It’s raining. When my friend and I alight from the subway we’re unsure which way’s West.
Duffy’s sandwich board is our beacon. Not too far beyond it we see our old, dear friends unloading gear. Exuberant hugs are interrupted by the encumbrance of amps et al.
We enter a delightfully cozy venue. The stage is nestled on the lower level, which feels like a cocoon where folks are free to sling their coats over chairs and chat with strangers who turn out to be the first band.
During sound check, the singer boasts a muddy twang, which I’m relieved to find is dropped in their set.
Indeed, Sneaker Club is full of pleasant surprises. Crammed with sexy floods and salty groove, a sound that melts in your mouth and demands you dance, or at least move.
More than musicians, they’re performers. They put the “entertain” in “entertainers.”
They are definitely giving more than they’re getting from the crowd—such is the cross of the opening act.
The singer is a special sort of storyteller. This along with the long rock solos from the lead guitarist remind me of The Hold Steady, a band that will forever remain a favorite.
I’m suddenly nostalgic. I remember one of the first gigs I ever covered: Art Bergmann back in Edmonton. Some guy told me not to stand so close to the stage taking notes because it made me look like a noob.
Almost ten years later, I’m still doing it, and I don’t give a fuck.
I thought I was done writing about them, but then they finish with a School of Rock cover!
I watch while Outer Rooms sets up an excess of pedals, candy apple red keyboard, and a guitar that Alex and I agree is very sexy.
They create a triangle on stage, the pinnacle shape for channeling energy. Looking more at each other than us.

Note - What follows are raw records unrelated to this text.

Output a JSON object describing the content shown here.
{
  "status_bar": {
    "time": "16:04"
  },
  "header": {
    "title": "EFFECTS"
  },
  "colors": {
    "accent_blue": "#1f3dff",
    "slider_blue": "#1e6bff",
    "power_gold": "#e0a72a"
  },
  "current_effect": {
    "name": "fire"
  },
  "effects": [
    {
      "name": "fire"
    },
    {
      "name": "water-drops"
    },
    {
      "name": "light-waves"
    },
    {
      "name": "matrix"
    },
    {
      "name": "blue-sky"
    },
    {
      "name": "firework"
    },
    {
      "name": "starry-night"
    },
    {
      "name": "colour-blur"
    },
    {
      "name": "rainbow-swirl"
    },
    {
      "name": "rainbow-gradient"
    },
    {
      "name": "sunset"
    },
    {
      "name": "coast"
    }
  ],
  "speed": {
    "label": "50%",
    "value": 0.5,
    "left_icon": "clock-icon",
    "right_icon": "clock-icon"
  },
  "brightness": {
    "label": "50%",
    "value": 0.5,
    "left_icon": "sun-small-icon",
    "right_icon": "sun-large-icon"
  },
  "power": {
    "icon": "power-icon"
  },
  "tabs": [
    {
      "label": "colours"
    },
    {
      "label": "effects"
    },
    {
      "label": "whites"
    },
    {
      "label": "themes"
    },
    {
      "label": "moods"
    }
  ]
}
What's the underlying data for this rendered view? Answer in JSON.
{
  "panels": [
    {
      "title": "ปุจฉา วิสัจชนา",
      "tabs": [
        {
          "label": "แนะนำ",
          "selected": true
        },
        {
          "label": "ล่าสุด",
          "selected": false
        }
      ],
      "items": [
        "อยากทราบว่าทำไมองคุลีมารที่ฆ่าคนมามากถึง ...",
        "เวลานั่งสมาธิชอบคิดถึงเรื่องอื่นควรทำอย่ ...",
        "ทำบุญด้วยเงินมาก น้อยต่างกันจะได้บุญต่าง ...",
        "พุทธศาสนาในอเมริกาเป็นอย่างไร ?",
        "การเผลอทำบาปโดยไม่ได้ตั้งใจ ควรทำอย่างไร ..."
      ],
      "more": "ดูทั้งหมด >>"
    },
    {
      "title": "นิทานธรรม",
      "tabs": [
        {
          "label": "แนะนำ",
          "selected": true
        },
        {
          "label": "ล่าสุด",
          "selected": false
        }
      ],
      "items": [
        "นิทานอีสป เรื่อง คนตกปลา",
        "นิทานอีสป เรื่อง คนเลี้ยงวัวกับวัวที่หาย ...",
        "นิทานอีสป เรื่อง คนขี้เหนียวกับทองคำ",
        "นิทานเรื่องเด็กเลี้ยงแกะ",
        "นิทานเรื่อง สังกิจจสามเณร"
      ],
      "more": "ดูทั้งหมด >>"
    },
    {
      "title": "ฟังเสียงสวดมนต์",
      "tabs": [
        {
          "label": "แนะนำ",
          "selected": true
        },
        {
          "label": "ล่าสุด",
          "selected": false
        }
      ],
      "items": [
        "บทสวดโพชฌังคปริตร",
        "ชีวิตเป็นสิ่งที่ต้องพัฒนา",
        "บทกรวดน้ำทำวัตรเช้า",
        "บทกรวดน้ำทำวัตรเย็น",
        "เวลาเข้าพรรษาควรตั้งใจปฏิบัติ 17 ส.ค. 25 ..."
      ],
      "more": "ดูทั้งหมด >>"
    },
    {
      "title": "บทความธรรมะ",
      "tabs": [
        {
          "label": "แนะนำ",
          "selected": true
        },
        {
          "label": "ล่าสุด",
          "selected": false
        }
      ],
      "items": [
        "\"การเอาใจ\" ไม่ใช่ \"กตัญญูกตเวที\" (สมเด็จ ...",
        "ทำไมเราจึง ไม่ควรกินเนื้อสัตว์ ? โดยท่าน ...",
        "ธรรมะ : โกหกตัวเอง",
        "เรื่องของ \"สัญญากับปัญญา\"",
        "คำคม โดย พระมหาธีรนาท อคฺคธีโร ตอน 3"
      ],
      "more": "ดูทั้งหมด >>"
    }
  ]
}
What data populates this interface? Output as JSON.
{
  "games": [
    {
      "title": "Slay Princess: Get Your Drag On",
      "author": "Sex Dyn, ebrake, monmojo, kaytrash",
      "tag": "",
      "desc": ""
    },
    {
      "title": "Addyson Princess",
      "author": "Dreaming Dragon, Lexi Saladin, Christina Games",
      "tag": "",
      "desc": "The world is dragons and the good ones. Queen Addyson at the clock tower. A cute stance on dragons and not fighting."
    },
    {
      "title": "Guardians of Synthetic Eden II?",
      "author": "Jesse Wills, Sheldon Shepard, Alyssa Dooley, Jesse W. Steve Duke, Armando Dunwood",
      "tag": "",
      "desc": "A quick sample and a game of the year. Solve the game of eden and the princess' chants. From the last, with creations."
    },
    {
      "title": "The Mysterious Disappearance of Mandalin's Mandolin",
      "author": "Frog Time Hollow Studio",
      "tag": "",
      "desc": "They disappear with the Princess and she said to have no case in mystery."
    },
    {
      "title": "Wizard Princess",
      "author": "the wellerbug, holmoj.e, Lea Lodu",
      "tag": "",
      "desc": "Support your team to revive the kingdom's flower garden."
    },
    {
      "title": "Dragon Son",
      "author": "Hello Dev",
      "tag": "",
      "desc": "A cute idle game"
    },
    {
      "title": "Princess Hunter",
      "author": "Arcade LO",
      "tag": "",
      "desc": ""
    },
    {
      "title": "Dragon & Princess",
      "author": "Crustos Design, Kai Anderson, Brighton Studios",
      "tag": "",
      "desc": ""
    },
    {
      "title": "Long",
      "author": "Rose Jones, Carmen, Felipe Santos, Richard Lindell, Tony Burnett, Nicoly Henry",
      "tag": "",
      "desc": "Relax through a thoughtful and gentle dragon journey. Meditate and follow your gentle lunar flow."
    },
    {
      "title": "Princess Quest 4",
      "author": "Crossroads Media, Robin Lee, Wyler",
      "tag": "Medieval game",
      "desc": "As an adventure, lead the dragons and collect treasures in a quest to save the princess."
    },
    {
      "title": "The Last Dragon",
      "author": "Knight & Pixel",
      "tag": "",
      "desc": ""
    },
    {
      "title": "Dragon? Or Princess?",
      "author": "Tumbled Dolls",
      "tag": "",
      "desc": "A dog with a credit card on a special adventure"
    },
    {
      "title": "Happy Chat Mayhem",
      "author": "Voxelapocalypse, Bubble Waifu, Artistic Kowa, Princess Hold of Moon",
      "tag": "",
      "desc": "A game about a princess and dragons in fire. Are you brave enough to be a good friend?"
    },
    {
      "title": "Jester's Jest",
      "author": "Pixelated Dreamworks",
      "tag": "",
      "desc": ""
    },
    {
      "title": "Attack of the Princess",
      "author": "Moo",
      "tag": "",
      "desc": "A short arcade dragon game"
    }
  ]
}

What I love best is the double vocals. Both keyboardist and guitarist sing in tandem, an affect nothing short of arresting. They create the type of tension that makes you stand on your toes and
your hair stand on end.
I don’t know what they’re singing about but it sounds like something they lost, or wasn’t what they thought it would be.
Yet there’s a playfulness underneath, like skipping down memory lane with an old, dear friend.
Maybe even a friend you had to leave behind.
“Keeping up appearances and waiting for the world to end”—this sentiment stems from the least melodic yet possibly most poignant piece, if only for the crowd reaction.
Local fans are the best support a band could get—the sort who memorize your songs long before they’re on the radio.
Full disclosure: June Body consists of very dear friends. They are the reason I’m here; this TO gig is the kickoff for their mini-tour. I however am bound by objectivity, and besides, I didn’t tell them I’m writing up the gig in case the article didn’t run.
June Body is best appreciated in a room where you can hear the lyrics. They’re like Death Cab For Cutie, but actually interesting. They are poetry backed by insane stage action. They are a force of nature, and whatever lies beyond it.
June Body’s the kind of band bound to spread your heart wide open (with consent, of course.)
Their melodies map out luscious moments, on and off stage. Like all music, it only works if you give in: to those stirring vibrations, the messy hair, that line of sweat down your back as you dance, hips aligned to that fine, supple stream of sound.
A bass never looked so badass like it does on Alex Callaghan. No one makes sense behind a mic like Connor; no one gets shirtless as fast as Johnny on drums.
I know for a fact Alex requires at least twice this stage room to move as much as he wants. But there’s plenty space for witty repartee, which this band has plenty of.
The songs don’t necessarily stick in my head, but their stage show always does.
I want to go, but I may as well catch the last band.
The singer thanks those of us who stayed behind. Without any ado, they crash right in, their passion a shock to everyone.
What they lack in audience they make up for in volume. It’s too loud for my taste, but you gotta respect those bands that insist on going up to 11.
The vocals are lush, masculine, raw with emotion and a little bit of mystery. Their songs are proper stories complete with denouements and plot twists, but despite all of this, I’m emotionally and physically exhausted. Most everyone seems to feel the same. Such is the bane of being fourth on the bill.
I’m distracted. I want to chat with friends I haven’t seen in forever, go somewhere my ringing ears can chill. Almost more than anything I want to go write.
It’s fine being out in the world, but we all need a place to go home to.
“We used to get drunk, we used to get so high”—that’s the line that drags me back. This combined with the fact that this is their last gig of the year, in the same place they played their first show makes me tingle with a sweet sadness.
I’d love to hear that song acoustic.
I’d love someone to hum it in my ear on the long walk back.